I feel like there are many parents who don’t realize that they are in fact, gatekeepers. That they have the power to decide who has access to their children and how much. They don’t know that, just as in Monopoly, there are levels to what’s possible in education.

For example, on the Monopoly board, the first “lane” just after “Go” is filled with all of the “cheap properties.” Baltic Avenue, Mediterranean Avenue, and Oriental Avenue are places that no one ever really wanted to buy because they were so cheap.

But sometimes, if you’re losing the game or look up and see that everyone else has bought property in the nicer lanes around the board, sometimes you have to settle for Baltic Avenue for $60. And if you’re lucky and save your money wisely, you just might have an opportunity to buy a house and raise your tariff to a whopping $2 should someone decide to land on your block who doesn’t live there.

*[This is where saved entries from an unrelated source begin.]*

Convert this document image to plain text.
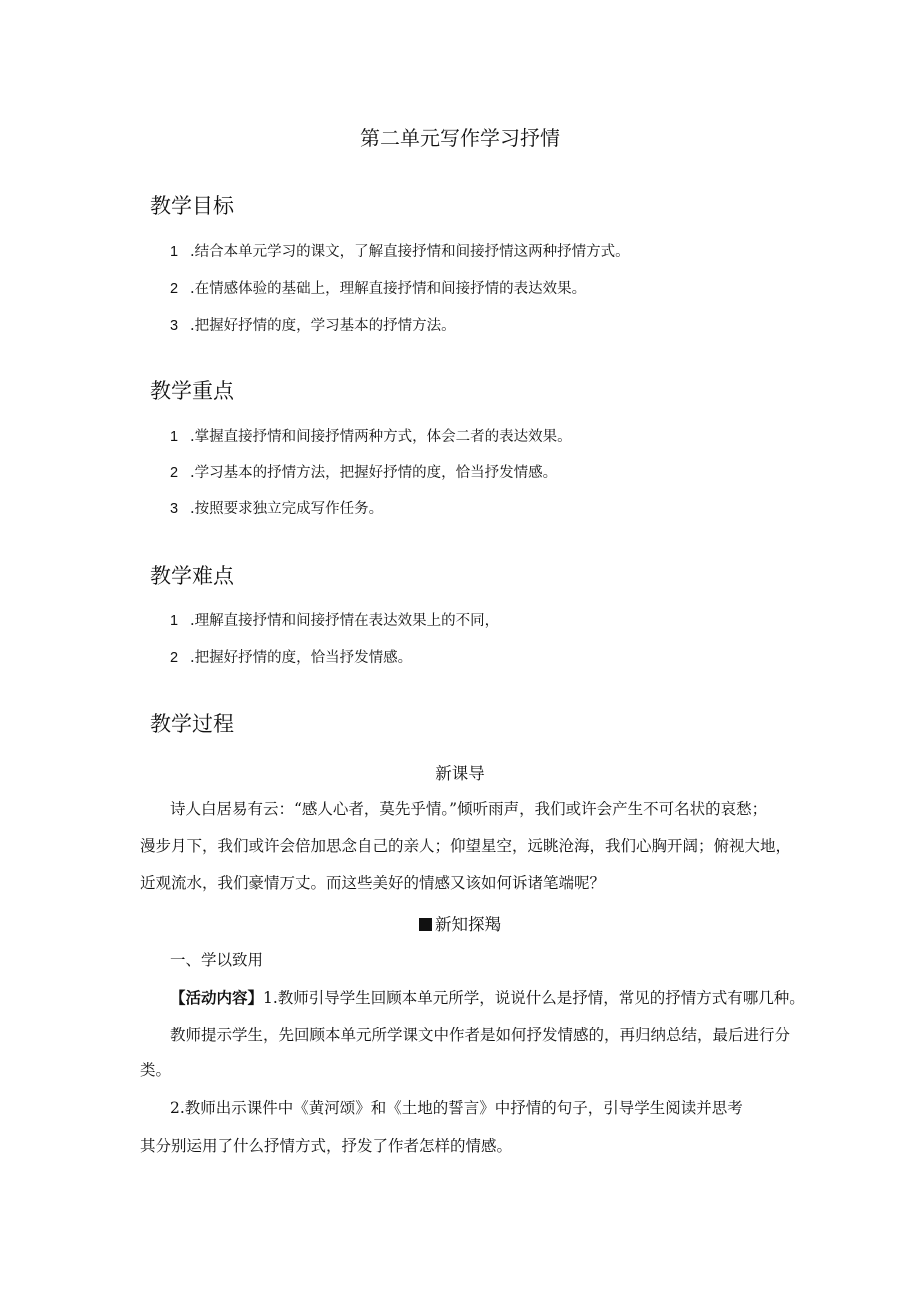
第二单元写作学习抒情
教学目标
1 .结合本单元学习的课文，了解直接抒情和间接抒情这两种抒情方式。
2 .在情感体验的基础上，理解直接抒情和间接抒情的表达效果。
3 .把握好抒情的度，学习基本的抒情方法。
教学重点
1 .掌握直接抒情和间接抒情两种方式，体会二者的表达效果。
2 .学习基本的抒情方法，把握好抒情的度，恰当抒发情感。
3 .按照要求独立完成写作任务。
教学难点
1 .理解直接抒情和间接抒情在表达效果上的不同，
2 .把握好抒情的度，恰当抒发情感。
教学过程
新课导
诗人白居易有云：“感人心者，莫先乎情。”倾听雨声，我们或许会产生不可名状的哀愁；
漫步月下，我们或许会倍加思念自己的亲人；仰望星空，远眺沧海，我们心胸开阔；俯视大地，
近观流水，我们豪情万丈。而这些美好的情感又该如何诉诸笔端呢？
新知探羯
一、学以致用
【活动内容】1.教师引导学生回顾本单元所学，说说什么是抒情，常见的抒情方式有哪几种。
教师提示学生，先回顾本单元所学课文中作者是如何抒发情感的，再归纳总结，最后进行分
类。
2.教师出示课件中《黄河颂》和《土地的誓言》中抒情的句子，引导学生阅读并思考
其分别运用了什么抒情方式，抒发了作者怎样的情感。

Now let’s pretend that this first lane represents the low-income areas in most places. Rent is low, home ownership is scarce, and wouldn’t you know it? The end of the lane leads you right to jail.

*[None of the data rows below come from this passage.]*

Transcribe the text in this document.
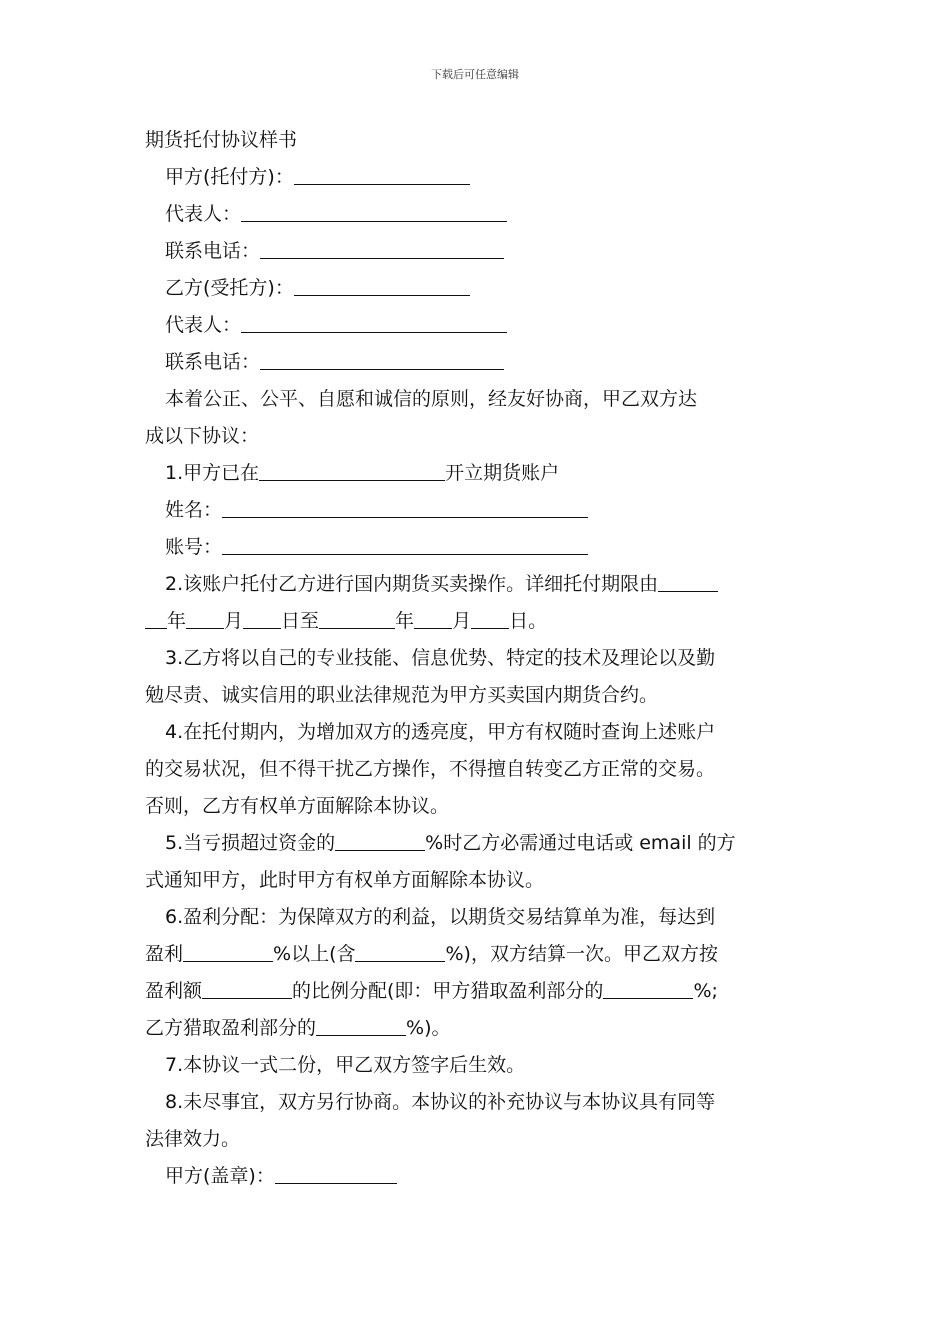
下载后可任意编辑
期货托付协议样书
甲方(托付方)：
代表人：
联系电话：
乙方(受托方)：
代表人：
联系电话：
本着公正、公平、自愿和诚信的原则，经友好协商，甲乙双方达
成以下协议：
1.甲方已在	开立期货账户
姓名：
账号：
2.该账户托付乙方进行国内期货买卖操作。详细托付期限由
年 月 日至	年 月 日。
3.乙方将以自己的专业技能、信息优势、特定的技术及理论以及勤
勉尽责、诚实信用的职业法律规范为甲方买卖国内期货合约。
4.在托付期内，为增加双方的透亮度，甲方有权随时查询上述账户
的交易状况，但不得干扰乙方操作，不得擅自转变乙方正常的交易。
否则，乙方有权单方面解除本协议。
5.当亏损超过资金的	%时乙方必需通过电话或 email 的方
式通知甲方，此时甲方有权单方面解除本协议。
6.盈利分配：为保障双方的利益，以期货交易结算单为准，每达到
盈利	%以上(含	%)，双方结算一次。甲乙双方按
盈利额	的比例分配(即：甲方猎取盈利部分的	%;
乙方猎取盈利部分的	%)。
7.本协议一式二份，甲乙双方签字后生效。
8.未尽事宜，双方另行协商。本协议的补充协议与本协议具有同等
法律效力。
甲方(盖章)：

I want to stay here for a minute because it’s lanes like this that our children who come from low-income socioeconomic situations often get stuck on. They live here. Create their experiences here. Go to school here. And, in some form or fashion, are expected to produce here – on the same level as the kids who live on other lanes around the board.

However, in order to get off of this lane, you either have to visit jail, be in jail waiting for your “get out free” card, or bypass jail altogether because you rolled a good pair of numbers and luck was on your side.

In real life, many people aren’t so lucky.

I think about how the second and third lanes represent upward mobility. For every lane you manage to pass, the closer you get to Park Place and Boardwalk. The Gold Coast. The two properties that signify you made it. You are successful. Visions of big houses, safe neighborhoods, high-performing schools with great teachers and students and virtually no crime, start to dance before your eyes. You can’t wait to get on that fourth and final lane because finally, FINALLY, you have arrived.

As a parent, that’s how I feel about choice. As advocates, we should walk down the first lane, pick up children along the way who might need us to introduce them to new possibilities so they can see what might exist on the other lanes. We should stroll on by the jail. Say a little prayer for the wrongly accused and remind ourselves that that jail is part of our community too. Let’s not forget that we’re all in this together.

As we move along the second and third lanes, things are looking up. Property values are increasing. In our minds, schools are getting better. Families are whole units. People seem happier. Those in power are keeping their promises.

We keep going around until we get to that fourth lane. However, before we can enter this lane there is the danger of landing on the “Go to Jail” square. Just when you think the coast is clear, something creeps up that could possibly send you straight to jail. Kavanaugh anyone?

I am an advocate for children, especially for children of color. Those who systemically have less and don’t ever seem to have a fair chance. Those who are left to drink lead-filled, brown water from the school water fountain. Those whose parents trust the powers that be to provide the basic necessities to keep their children safe while in school.

Children who are just like any other – young, full of hope, trusting, excited about and highly-capable of learning, who envision a future that offers more than their current circumstances. They are children who want to be safe and secure, loved and protected, fed and clothed, so that they can become productive citizens while disrupting the systems as activists that are trying to take away all of the things that I’ve listed above.

It is those children that we need to train up to understand that lead in the water is unacceptable! Having to take remedial classes is unacceptable! Being forced to believe the hype that our current systems care about you is unacceptable when proven that it’s not true!

It is okay to be a warrior. It’s time for warrior-type action!